Michael Snoyman has observed that Set is not a functor. This is kind of surprising if your initial hope is that Set is a Monad!

To the mathematically inclined: Set in Haskell represents not a category but rather a type constructor of kind * -> *. At a type a, Set a is the type of sets of elements all of type a. So, given a map f: a -> b, why can’t we get an induced map fmap f: Set a -> Set b?

The answer is that a and b here can be any types whatsoever, so in particular they do not require any notion of equality of inhabitants! How, then, are we supposed to distinguish the set {\(x_1, x_2\)} from {\(x_1\)} where \(x_1, x_2\) are just some inhabitants of a? Since we are not basing everything on set theory, we need to carry around at least some kind of definition of equality for a, so at a minimum we need something like

data Set a where
   Set :: (Eq a) => [a] -> Set a

In other words, a Set a implicitly carries around a context for equality of inhabitants of a.
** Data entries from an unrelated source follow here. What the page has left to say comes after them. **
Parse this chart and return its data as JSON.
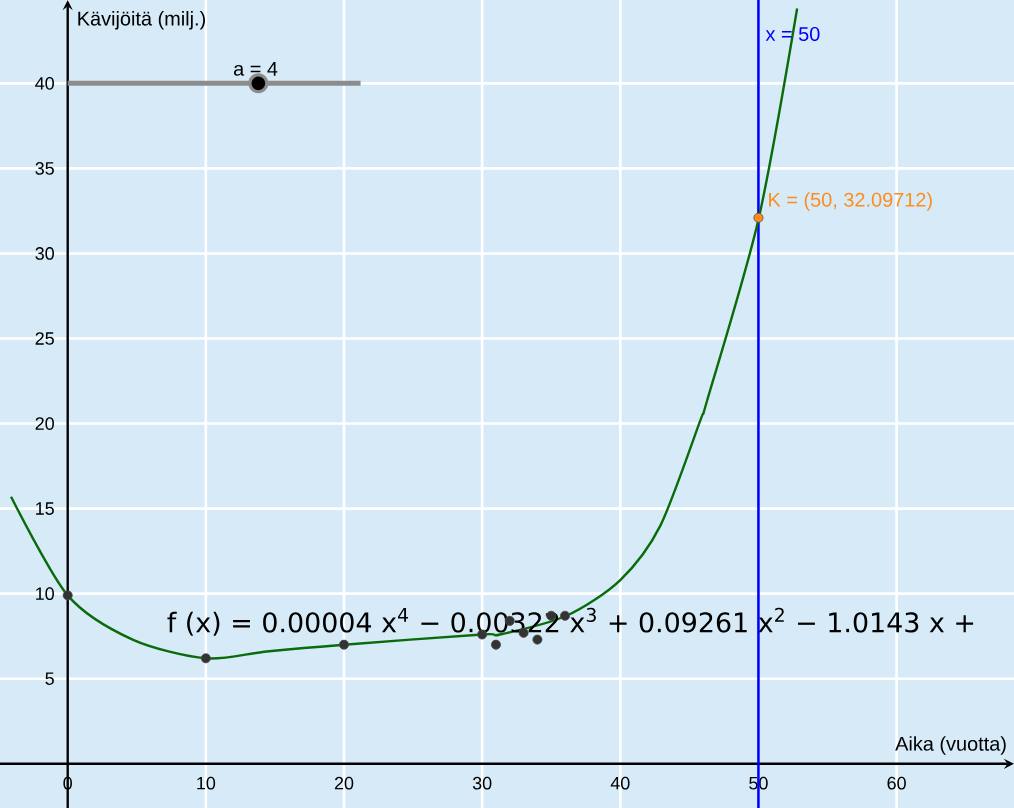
{
  "chart_data": {
    "type": "scatter",
    "xlabel": "Aika (vuotta)",
    "ylabel": "Kävijöitä (milj.)",
    "xlim": [
      -4.9,
      68.5
    ],
    "ylim": [
      -2.6,
      44.9
    ],
    "xticks": [
      0,
      10,
      20,
      30,
      40,
      50,
      60
    ],
    "yticks": [
      5,
      10,
      15,
      20,
      25,
      30,
      35,
      40
    ],
    "grid": true,
    "series": [
      {
        "color": "#333333",
        "x": [
          0,
          10,
          20,
          30,
          31,
          32,
          33,
          34,
          35,
          36
        ],
        "values": [
          9.9,
          6.2,
          7.0,
          7.6,
          7.0,
          8.4,
          7.7,
          7.3,
          8.7,
          8.7
        ]
      },
      {
        "type": "line",
        "color": "#0a6b0a",
        "x": [
          -4.1,
          0,
          4.7,
          10,
          14.4,
          20,
          30,
          31.3,
          36.1,
          40,
          42.9,
          45.8,
          46.3,
          50,
          52.8
        ],
        "values": [
          15.7,
          9.9,
          7.3,
          6.2,
          6.6,
          7.0,
          7.6,
          7.6,
          8.7,
          10.8,
          14,
          20.2,
          21.4,
          32.0,
          44.4
        ]
      },
      {
        "color": "#ff8c1a",
        "x": [
          50
        ],
        "values": [
          32.09712
        ]
      }
    ],
    "ref_lines": [
      {
        "axis": "x",
        "value": 50,
        "label": "x = 50",
        "color": "#0000ff"
      }
    ],
    "annotations": [
      "f (x) = 0.00004 x$^{4}$ − 0.00322 x$^{3}$ + 0.09261 x$^{2}$ − 1.0143 x +",
      "a = 4",
      {
        "text": "K = (50, 32.09712)",
        "x": 50,
        "y": 32.09712
      }
    ]
  }
}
This is a problem for putative functoriality of Set though, because there is no reason whatsoever for a map f: a -> b to respect the Eq constraints on a and b! So this focuses our attention: we only want to consider maps f: a -> b that “respect” these constraints, so that equals go to equals and our set formation works as expected.

Another point of view here is that our types a and b, together with the extra equality constraints, morally form setoids: sets equipped with distinguished equivalence relations, or (as I prefer) groupoids consisting of contractible path components. Then the statement should be something like: for every homomorphism g: a -> b of setoids, we get a map of the corresponding Sets.

Returning to Snoyman’s example is enlightening: he constructs two isomorphic types, a and AlwaysEq a, with two differing Eq constraints: in particular, AlwaysEq a decrees that all inhabitants are equal! The isomorphism is given by a pair

unAlwaysEq :: AlwaysEq a -> a
AlwaysEq :: a -> AlwaysEq

and we immediately observe that the former map is not a setoid homomorphism for any type a where there is at least one pair of non-equal inhabitants.

What can we do to fix this? Well, something like this seems to work:

instance (Show a) => Show (Set a) where show (Set as) = show $ nub as    

data Setoid a b where
   Setoid :: (Eq a, Eq b) => (a -> b) -> Setoid a b   

smap :: Setoid a b -> Set a -> Set b
smap (Setoid f) (Set as) = Set $ map f as 
smap (Setoid (+1)) (Set [1,2,3])
> [2,3,4] 
smap (Setoid (+1)) (Set [1,2,2,3])
> [2,3,4]
smap (Setoid (show)) (Set [1,2,2,3])
> ["1","2","3"]

We have introduced a type for setoid homomorphisms subject to Eq instances (necessarily unique) for a and b, which type forms a Category. These preserve set formation so a functor obtains, just not a Functor on all of Hask.